Po dotarciu pod trybunę honorową, na której stał między innymi członek KC PZPR Kazimierz Barcikowski, konsulowie ZSRR, Czechosłowacji i NRD kolumna zatrzymała się. Toczek, Nadratowscy oraz osoby trzymające transparenty odwrócili się w stronę trybuny honorowej. Orkiestra przestała grać, zamilkł też spiker pochodu. Toczek uniósł w górę i wyciągnął przed siebie lewą dłoń ubraną w czarną rękawiczkę i zamarł. Jak pisał Paziewski, “pięści na około 5 minut podnieśli także uczniowie ZSBO i TBO. Jeden ze stoczniowców zrzucił oficerowi MO czapkę z głowy uznając, że nie oddaje on hołdu pomordowanym. Po kilkunastu sekundach orkiestra zagrała marsza żałobnego”. Stanisław Wądołowski: “Pochód się zatrzymał, stłoczył, ludzie myśleli, że to milicja interweniuje. Ale potem wszystko rozładowało się, rozluźniło. Poszliśmy dalej”.

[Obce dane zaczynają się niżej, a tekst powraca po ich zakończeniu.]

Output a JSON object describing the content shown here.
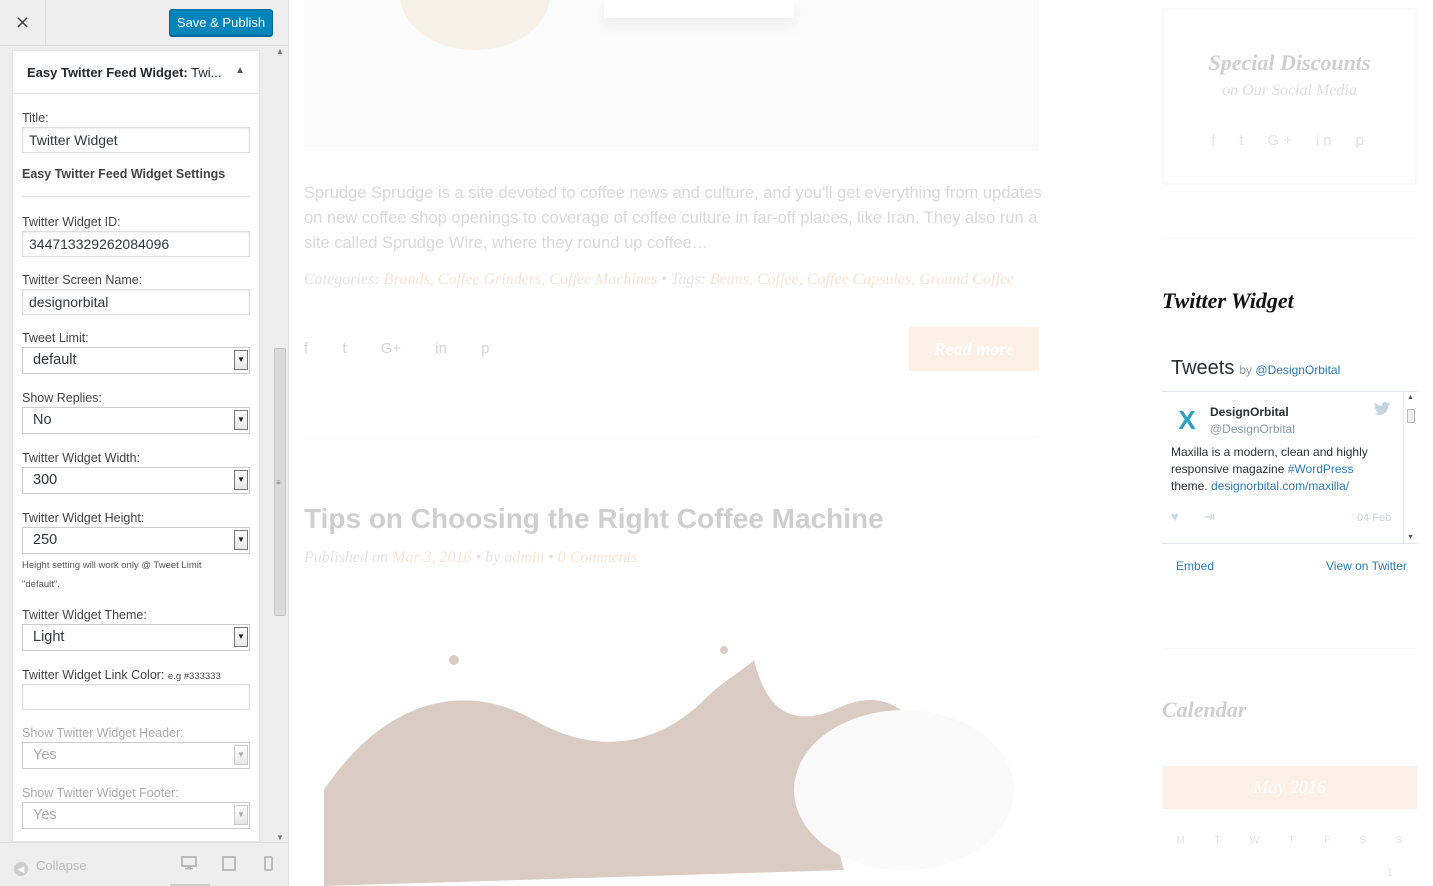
{
  "header": {
    "close_label": "×",
    "publish_label": "Save & Publish"
  },
  "widget": {
    "title_bold": "Easy Twitter Feed Widget:",
    "title_rest": " Twi...",
    "toggle_icon": "▲",
    "fields": {
      "title_label": "Title:",
      "title_value": "Twitter Widget",
      "settings_heading": "Easy Twitter Feed Widget Settings",
      "widget_id_label": "Twitter Widget ID:",
      "widget_id_value": "344713329262084096",
      "screen_name_label": "Twitter Screen Name:",
      "screen_name_value": "designorbital",
      "tweet_limit_label": "Tweet Limit:",
      "tweet_limit_value": "default",
      "show_replies_label": "Show Replies:",
      "show_replies_value": "No",
      "width_label": "Twitter Widget Width:",
      "width_value": "300",
      "height_label": "Twitter Widget Height:",
      "height_value": "250",
      "height_note_1": "Height setting will work only @ Tweet Limit",
      "height_note_2": "\"default\".",
      "theme_label": "Twitter Widget Theme:",
      "theme_value": "Light",
      "link_color_label": "Twitter Widget Link Color:",
      "link_color_hint": "e.g #333333",
      "link_color_value": "",
      "show_header_label": "Show Twitter Widget Header:",
      "show_header_value": "Yes",
      "show_footer_label": "Show Twitter Widget Footer:",
      "show_footer_value": "Yes"
    }
  },
  "footer": {
    "collapse_label": "Collapse",
    "collapse_icon": "◀",
    "devices": [
      "desktop-icon",
      "tablet-icon",
      "mobile-icon"
    ]
  },
  "preview": {
    "excerpt": "Sprudge Sprudge is a site devoted to coffee news and culture, and you'll get everything from updates on new coffee shop openings to coverage of coffee culture in far-off places, like Iran. They also run a site called Sprudge Wire, where they round up coffee…",
    "meta": {
      "categories_label": "Categories:",
      "categories": "Brands, Coffee Grinders, Coffee Machines",
      "sep": " • ",
      "tags_label": "Tags:",
      "tags": "Beans, Coffee, Coffee Capsules, Ground Coffee"
    },
    "share_icons": [
      "f",
      "t",
      "G+",
      "in",
      "p"
    ],
    "read_more": "Read more",
    "post2": {
      "title": "Tips on Choosing the Right Coffee Machine",
      "published_prefix": "Published on ",
      "date": "Mar 3, 2016",
      "by_prefix": " • by ",
      "author": "admin",
      "sep": " • ",
      "comments": "0 Comments"
    },
    "sidebar": {
      "special_title": "Special Discounts",
      "special_sub": "on Our Social Media",
      "twitter_widget_title": "Twitter Widget",
      "tweets_label": "Tweets",
      "by_label": "by",
      "by_handle": "@DesignOrbital",
      "tweet": {
        "name": "DesignOrbital",
        "handle": "@DesignOrbital",
        "text_1": "Maxilla is a modern, clean and highly responsive magazine ",
        "hashtag": "#WordPress",
        "text_2": " theme. ",
        "link": "designorbital.com/maxilla/",
        "date": "04 Feb"
      },
      "embed_label": "Embed",
      "view_label": "View on Twitter",
      "calendar_title": "Calendar",
      "calendar_month": "May 2016",
      "calendar_days": [
        "M",
        "T",
        "W",
        "T",
        "F",
        "S",
        "S"
      ],
      "calendar_cell": "1"
    }
  },
  "colors": {
    "publish": "#0085ba",
    "accent": "#e89a66",
    "twitter_link": "#2b7bb9"
  }
}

Nie zatrzymywany przez służby pochód dotarł do Cmentarza Centralnego na ul. Ku Słońcu, gdzie na grobach ofiar Grudnia’70 złożono wieńce z okolicznościowymi szarfami, kwiaty i transparenty. Marian Jurczyk: “Niosłem chorągiewkę biało-czerwoną spowitą kirem. Było spokojnie. Nikt nas nie rozganiał […] Nie przypominam sobie, żeby na cmentarzu ktoś przemawiał. Milczeliśmy raczej”. Uroczystość zakończono odśpiewaniem hymnu narodowego. Całość została sfilmowana między innymi przez ekipę SB.
Ten niezwykły protest nie został zrozumiany i doceniony przez mieszkańców miasta. Wielu uważało go za niepotrzebny wybryk i eskalowanie emocji, inni uważali, że znów zwracał uwagę na stocznię, powodując, że inne zakłady pracy i ich robotnicy czuli się pozostawieni sami sobie. Na taką formę protestu źle reagowali też starsi stoczniowcy nawołujący do tonowania nastrojów.

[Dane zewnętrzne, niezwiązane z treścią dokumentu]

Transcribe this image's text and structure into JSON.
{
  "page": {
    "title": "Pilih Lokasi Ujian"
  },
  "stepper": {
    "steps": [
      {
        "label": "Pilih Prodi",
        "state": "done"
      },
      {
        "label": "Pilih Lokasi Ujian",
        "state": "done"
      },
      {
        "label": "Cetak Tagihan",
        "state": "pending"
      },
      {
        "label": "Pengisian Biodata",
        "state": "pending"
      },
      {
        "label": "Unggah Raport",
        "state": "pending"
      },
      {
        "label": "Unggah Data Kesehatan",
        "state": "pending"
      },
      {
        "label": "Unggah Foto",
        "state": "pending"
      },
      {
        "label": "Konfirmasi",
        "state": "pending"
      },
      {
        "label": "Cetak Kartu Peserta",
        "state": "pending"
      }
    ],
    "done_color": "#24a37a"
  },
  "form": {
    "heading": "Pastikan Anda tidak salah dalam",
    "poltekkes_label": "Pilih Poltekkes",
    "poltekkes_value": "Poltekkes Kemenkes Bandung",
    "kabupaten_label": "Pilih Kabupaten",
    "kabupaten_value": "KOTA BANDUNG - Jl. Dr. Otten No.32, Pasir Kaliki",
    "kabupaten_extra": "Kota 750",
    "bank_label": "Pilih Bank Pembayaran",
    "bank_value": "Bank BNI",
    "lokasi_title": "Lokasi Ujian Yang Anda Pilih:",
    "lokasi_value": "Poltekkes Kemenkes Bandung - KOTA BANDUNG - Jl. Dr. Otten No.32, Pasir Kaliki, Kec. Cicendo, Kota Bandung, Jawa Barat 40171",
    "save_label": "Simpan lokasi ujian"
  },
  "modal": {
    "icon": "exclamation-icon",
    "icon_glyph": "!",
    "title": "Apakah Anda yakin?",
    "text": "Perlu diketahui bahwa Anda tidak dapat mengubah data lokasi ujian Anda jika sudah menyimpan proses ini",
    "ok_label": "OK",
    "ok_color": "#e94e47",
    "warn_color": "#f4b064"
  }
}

Służba Bezpieczeństwa przystąpiła zaś do rozliczania winnych tej demonstracji. Jak raportowano do Warszawy „Awanturę wywołała grupka osób, która skupiła wokół siebie element awanturniczy, lecz bierny, dalej taki element, który jest silny na zakładzie, lecz na mieście czujący się niepewnie”. SB założyła sprawę o kryptonimie „Defilada”. Jeden z robotników opowiadał, że „Jak w poniedziałek trzeciego maja przyszliśmy do pracy, to mówiło się sporo o tym, że przeprowadzane są rozmaite dochodzenia, że jacyś »ubowcy« kręcili się po stoczni, żeby dowiedzieć się, kto wymyślił te rozmaite hasła, kto zajmował się pochodem na cmentarz, ale do chwili mojego wyjazdu nie słyszałem, żeby kogoś aresztowano w związku z Pierwszym Majem”.

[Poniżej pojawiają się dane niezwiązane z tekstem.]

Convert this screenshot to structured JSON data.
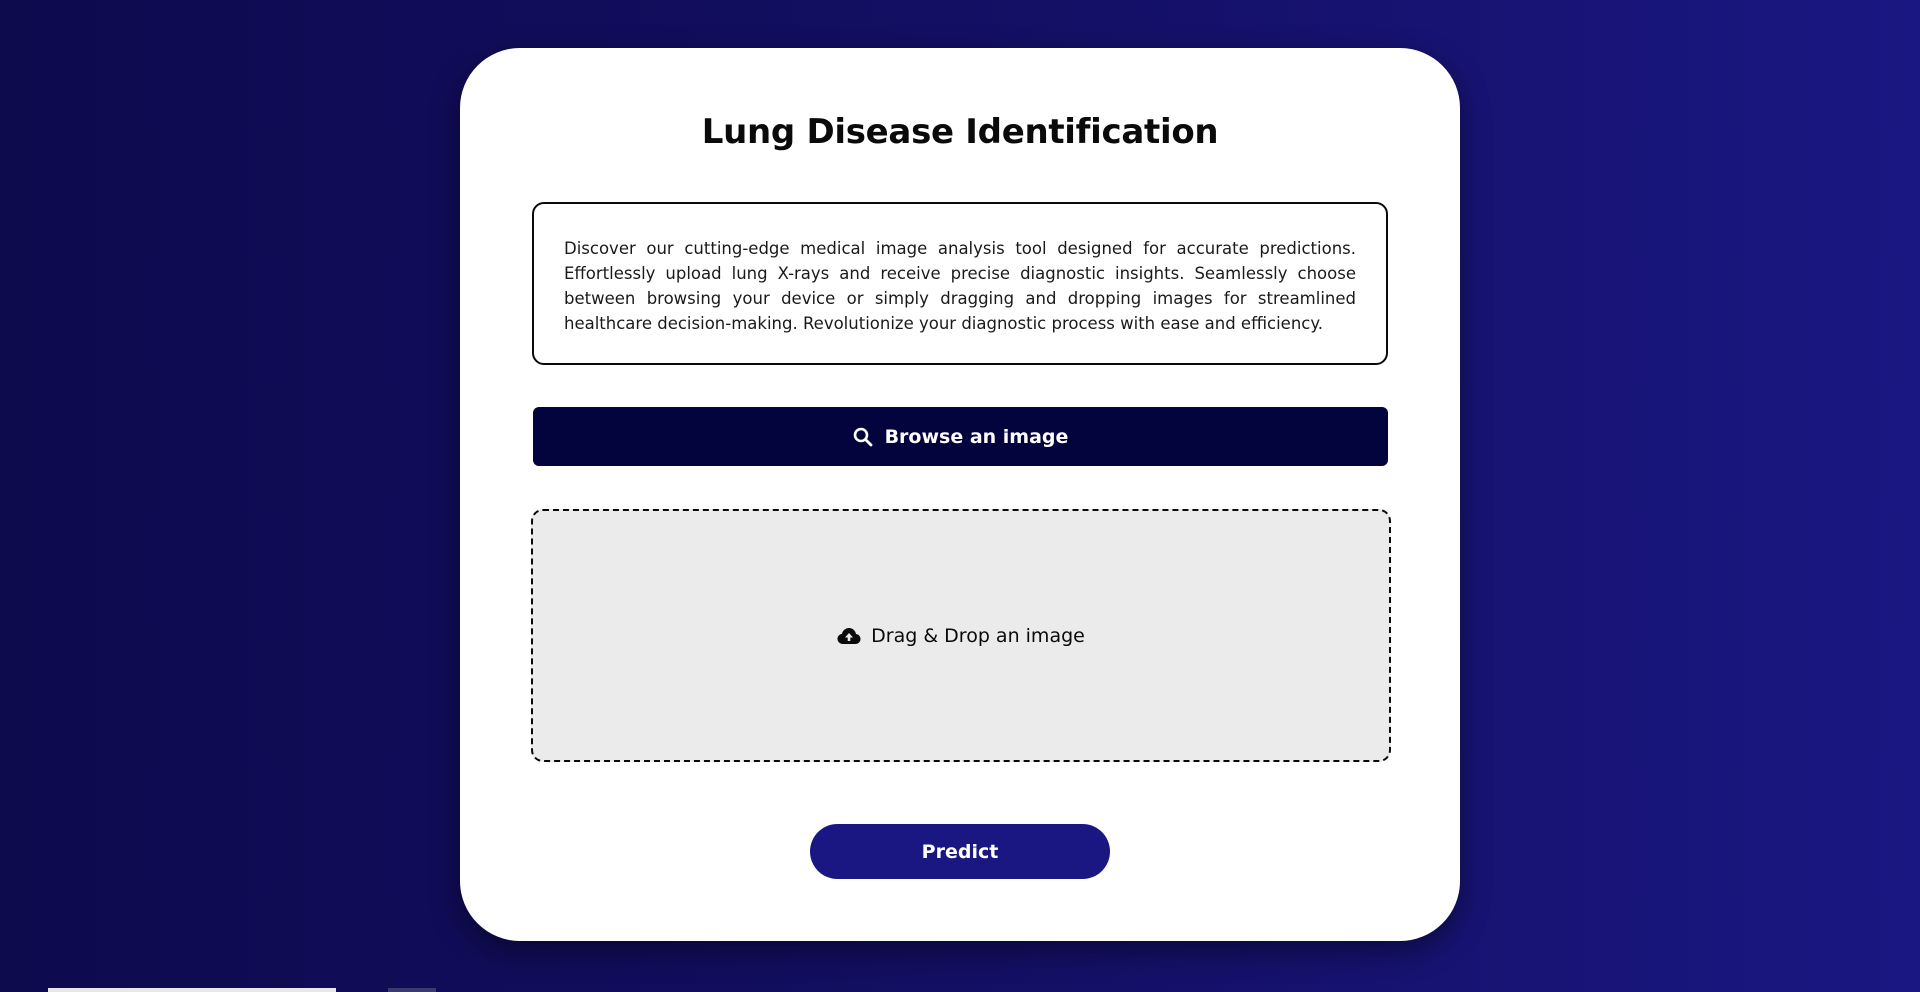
{
  "page": {
    "title": "Lung Disease Identification",
    "description": "Discover our cutting-edge medical image analysis tool designed for accurate predictions. Effortlessly upload lung X-rays and receive precise diagnostic insights. Seamlessly choose between browsing your device or simply dragging and dropping images for streamlined healthcare decision-making. Revolutionize your diagnostic process with ease and efficiency."
  },
  "browse": {
    "label": "Browse an image",
    "icon": "search-icon"
  },
  "dropzone": {
    "label": "Drag & Drop an image",
    "icon": "cloud-upload-icon"
  },
  "predict": {
    "label": "Predict"
  },
  "colors": {
    "background_start": "#0e0a4e",
    "background_end": "#1a1782",
    "browse_button": "#03033d",
    "predict_button": "#1a1782",
    "dropzone_fill": "#ebebeb"
  }
}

A jednak. SB nie odpuściła choćby Henrykowi Toczkowi. Został on zatrzymany i aresztowany 16 czerwca 1971 r. Zarzucono mu wywołanie awantury na koncercie Czerwono-Czarnych przy Hucie „Szczecin”. Toczek miał tam wtargnąć na scenę i domagać się od bawiących nastolatków uczczenia minutą ciszy poległych w grudniu 1970 r. Wobec braku reakcji widzów, wraz kolegami, rozgonił całą imprezę. W obronie zatrzymanego 350 robotników ze Stoczni podjęło strajk, co zaowocowało jego zwolnieniem, a potem dosyć łagodnym ukaraniem przez sąd grzywną 5 tys. zł.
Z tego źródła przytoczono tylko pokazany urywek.